Kızı Elif şimdi öğretmen. Aradan yine yıllar geçer. Yine köyde karşı karşıya gelir Elif kız ile polis amcası Kemal.
--Kemal amca sana bir şey sorabilirmiyim
--Sor kızım
--Babamın Elif diye sayıkladığı kimdi
--Sendin kızım
--Yok Kemal amca ben artık çocuk değilim
Ben ta o zaman çocuk aklımla bir şeyler sezmiştim
Hem senin de çok iyi bir arkadaşı olduğunu öğrendim
Aranızda öyle bir bağ vardı ki
Ölürken bile senin ve Elif diye birinin ismini sayıkladı
Şimdi ne yapsın Kemal amca. Çocukcağız babasını öğrenmek istiyor. Bütün gerçekleri anlatsa bir türlü, anlatmasa bir türlü. Karşısında ki pırlanta gibi kızcağıza bakıyor. Bir de yeni evlenmiş. Evlendiği çocuk da doktor. Onun da yüzünden belli oluyor pırlanta gibi olduğu. Düşünürken..
--Hadi Kemal amca neden susuyorsun
--Ah be kızım sen de aynı baban gibisin
--Nasıl yani
--Çok soru soruyorsun
--Ama öğrenmek benim hakkım değil mi
--Bak kızım değişen hiç bir şey yok
Hayat devam ediyor
Senin mutluluğun için geçmişler bende kalsın
--Aaa aşk olsun Kemal amca
--Zamanı gelince anlatırım elbet
--Ne zaman
--Zamanı gelince dedim ya
Aslında anlatmak istemiyordu. Çünkü Elif'in mutluluğunu düşünüyordu. Geçmiş onu mutsuz edeceğini biliyordu. Ne zaman ana olur evlat sevgisi yüreğine dolar belki o zaman diye düşünüyordu. Halen de anlatmamıştı. Belki de emekli yaşlı Polis Kemal amca anlatmak istemiyordu. Bazı acı gerçekler saklı kalmasında fayda vardır. Geçmişi deştikçe altından kimbilir neler çıkar. Bu zamana yansıması nasıl olur. Hem bu zamanın insanları bunları kaldırabilecek durumda mıdır. Bakalım sonu ne olur.
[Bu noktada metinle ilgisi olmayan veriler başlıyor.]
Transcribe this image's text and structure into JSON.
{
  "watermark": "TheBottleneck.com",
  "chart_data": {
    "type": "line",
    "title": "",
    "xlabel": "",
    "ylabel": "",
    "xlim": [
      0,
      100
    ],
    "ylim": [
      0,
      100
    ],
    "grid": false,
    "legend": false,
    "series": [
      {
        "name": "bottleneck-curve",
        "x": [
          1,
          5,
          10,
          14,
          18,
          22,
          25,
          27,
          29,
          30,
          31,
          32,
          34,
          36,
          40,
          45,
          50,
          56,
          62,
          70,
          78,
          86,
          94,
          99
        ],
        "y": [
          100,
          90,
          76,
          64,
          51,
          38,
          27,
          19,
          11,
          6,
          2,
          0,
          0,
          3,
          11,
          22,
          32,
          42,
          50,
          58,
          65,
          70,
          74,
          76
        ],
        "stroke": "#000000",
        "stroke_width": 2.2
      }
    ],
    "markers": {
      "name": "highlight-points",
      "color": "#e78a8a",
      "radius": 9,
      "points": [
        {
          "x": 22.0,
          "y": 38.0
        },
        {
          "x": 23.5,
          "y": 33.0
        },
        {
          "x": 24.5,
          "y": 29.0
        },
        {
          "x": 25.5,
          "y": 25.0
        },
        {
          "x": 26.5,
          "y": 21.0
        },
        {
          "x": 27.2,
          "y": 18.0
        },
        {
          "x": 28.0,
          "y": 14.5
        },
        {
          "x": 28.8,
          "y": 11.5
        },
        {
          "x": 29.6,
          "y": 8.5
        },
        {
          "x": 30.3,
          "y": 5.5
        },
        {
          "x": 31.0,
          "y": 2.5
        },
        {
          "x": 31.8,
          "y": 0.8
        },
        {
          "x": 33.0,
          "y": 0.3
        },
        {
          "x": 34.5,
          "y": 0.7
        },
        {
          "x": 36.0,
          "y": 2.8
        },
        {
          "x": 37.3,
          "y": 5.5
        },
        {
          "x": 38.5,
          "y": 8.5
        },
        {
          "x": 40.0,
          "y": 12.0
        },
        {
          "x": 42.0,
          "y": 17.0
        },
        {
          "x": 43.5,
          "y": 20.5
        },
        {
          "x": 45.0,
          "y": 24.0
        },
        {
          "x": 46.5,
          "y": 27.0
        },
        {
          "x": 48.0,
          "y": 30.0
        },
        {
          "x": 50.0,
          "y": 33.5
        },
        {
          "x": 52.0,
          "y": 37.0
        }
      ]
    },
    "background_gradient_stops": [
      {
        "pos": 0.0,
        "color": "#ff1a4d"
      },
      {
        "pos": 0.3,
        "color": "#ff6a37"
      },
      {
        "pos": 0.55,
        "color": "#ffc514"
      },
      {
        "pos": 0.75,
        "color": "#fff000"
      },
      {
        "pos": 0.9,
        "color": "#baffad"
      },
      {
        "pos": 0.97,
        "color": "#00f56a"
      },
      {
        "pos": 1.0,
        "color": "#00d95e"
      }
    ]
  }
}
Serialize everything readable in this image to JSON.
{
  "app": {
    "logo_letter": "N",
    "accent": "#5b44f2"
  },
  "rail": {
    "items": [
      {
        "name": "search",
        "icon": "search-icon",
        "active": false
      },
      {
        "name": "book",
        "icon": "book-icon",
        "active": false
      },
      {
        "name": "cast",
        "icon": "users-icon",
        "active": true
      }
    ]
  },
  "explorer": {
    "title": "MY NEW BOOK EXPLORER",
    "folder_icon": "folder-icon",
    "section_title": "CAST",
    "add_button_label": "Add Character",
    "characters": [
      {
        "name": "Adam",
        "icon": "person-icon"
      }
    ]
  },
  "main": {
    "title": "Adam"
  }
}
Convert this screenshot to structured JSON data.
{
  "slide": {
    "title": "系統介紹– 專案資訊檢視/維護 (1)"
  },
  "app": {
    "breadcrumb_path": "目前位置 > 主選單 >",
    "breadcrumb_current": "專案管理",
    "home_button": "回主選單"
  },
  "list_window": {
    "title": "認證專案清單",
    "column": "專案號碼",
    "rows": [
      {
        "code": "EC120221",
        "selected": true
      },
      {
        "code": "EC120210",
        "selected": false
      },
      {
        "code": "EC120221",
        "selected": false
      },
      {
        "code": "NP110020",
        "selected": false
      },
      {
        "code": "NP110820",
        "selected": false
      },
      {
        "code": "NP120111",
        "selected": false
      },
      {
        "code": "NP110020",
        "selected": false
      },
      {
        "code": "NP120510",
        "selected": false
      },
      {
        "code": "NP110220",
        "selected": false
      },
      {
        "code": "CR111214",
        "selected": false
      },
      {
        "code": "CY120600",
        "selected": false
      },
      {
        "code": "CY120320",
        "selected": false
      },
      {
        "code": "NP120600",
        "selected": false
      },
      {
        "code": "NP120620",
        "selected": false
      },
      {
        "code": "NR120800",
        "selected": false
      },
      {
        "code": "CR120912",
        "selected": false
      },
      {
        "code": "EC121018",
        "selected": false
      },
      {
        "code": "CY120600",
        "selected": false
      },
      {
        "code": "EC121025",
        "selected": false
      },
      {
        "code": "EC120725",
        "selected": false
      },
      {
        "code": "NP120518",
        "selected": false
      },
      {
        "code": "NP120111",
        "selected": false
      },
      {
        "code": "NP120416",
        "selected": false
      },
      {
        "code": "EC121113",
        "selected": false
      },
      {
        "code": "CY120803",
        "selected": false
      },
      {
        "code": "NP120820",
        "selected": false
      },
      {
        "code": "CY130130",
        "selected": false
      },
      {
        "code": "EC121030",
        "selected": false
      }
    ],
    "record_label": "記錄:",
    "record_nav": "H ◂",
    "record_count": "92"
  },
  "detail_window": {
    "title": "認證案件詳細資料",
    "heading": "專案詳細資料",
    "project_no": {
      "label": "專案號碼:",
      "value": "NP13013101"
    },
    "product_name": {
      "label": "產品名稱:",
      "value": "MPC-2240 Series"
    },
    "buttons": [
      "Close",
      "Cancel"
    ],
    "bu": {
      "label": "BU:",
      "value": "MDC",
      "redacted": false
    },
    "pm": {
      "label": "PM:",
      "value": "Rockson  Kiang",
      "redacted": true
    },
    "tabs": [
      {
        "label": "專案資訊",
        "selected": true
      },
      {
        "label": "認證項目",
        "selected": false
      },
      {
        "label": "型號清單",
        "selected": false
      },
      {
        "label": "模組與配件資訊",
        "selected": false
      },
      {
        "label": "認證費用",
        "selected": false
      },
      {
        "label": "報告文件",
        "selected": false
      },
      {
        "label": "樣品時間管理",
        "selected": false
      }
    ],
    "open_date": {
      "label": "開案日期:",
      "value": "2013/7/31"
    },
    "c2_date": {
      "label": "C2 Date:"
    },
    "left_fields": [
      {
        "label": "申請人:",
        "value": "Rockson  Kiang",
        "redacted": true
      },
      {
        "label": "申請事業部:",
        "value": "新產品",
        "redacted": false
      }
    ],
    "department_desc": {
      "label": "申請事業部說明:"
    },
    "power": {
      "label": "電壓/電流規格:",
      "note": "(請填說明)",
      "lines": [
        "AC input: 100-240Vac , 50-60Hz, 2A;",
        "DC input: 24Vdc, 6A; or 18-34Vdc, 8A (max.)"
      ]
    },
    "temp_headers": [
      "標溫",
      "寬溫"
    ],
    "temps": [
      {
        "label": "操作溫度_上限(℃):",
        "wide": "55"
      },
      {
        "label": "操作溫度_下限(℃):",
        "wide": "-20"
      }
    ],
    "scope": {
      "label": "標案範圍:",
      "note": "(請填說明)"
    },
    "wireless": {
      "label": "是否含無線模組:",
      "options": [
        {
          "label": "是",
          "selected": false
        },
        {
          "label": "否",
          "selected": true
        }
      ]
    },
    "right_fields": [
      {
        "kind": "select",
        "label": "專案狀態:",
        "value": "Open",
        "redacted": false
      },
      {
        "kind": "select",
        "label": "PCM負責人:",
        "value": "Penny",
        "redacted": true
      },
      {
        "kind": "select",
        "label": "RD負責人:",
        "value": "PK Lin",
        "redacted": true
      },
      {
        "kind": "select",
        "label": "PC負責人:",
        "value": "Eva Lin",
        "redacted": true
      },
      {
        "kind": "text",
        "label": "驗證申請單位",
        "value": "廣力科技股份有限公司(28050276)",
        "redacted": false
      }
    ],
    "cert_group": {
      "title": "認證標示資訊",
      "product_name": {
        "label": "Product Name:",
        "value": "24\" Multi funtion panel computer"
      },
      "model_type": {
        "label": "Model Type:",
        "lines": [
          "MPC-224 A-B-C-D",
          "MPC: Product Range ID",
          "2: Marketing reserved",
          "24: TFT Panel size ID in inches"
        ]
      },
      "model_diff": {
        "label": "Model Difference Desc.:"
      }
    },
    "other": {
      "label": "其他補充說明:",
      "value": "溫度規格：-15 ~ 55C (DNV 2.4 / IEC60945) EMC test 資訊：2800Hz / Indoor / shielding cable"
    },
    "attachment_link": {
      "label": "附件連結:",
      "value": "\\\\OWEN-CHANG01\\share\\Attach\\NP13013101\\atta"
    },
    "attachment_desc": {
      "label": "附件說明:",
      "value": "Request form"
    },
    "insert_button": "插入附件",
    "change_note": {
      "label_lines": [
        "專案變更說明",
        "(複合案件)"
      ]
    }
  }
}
Anlatsın mı anlatmasın mı. Bu hususta bilimsel olarak bilgisi olan varsa birazcık anlatsın.
Belki çaresini buluruz.
HOŞÇAKLIN
29 yılın anısına. Meslekte 29 yıla girdim. Elif kız da 29 yaşında. Polis amcam da rahmetli oldu. Anılar şimdi bende saklı. Ben anlatsam olur mu ? En iyisi anlatmayayım.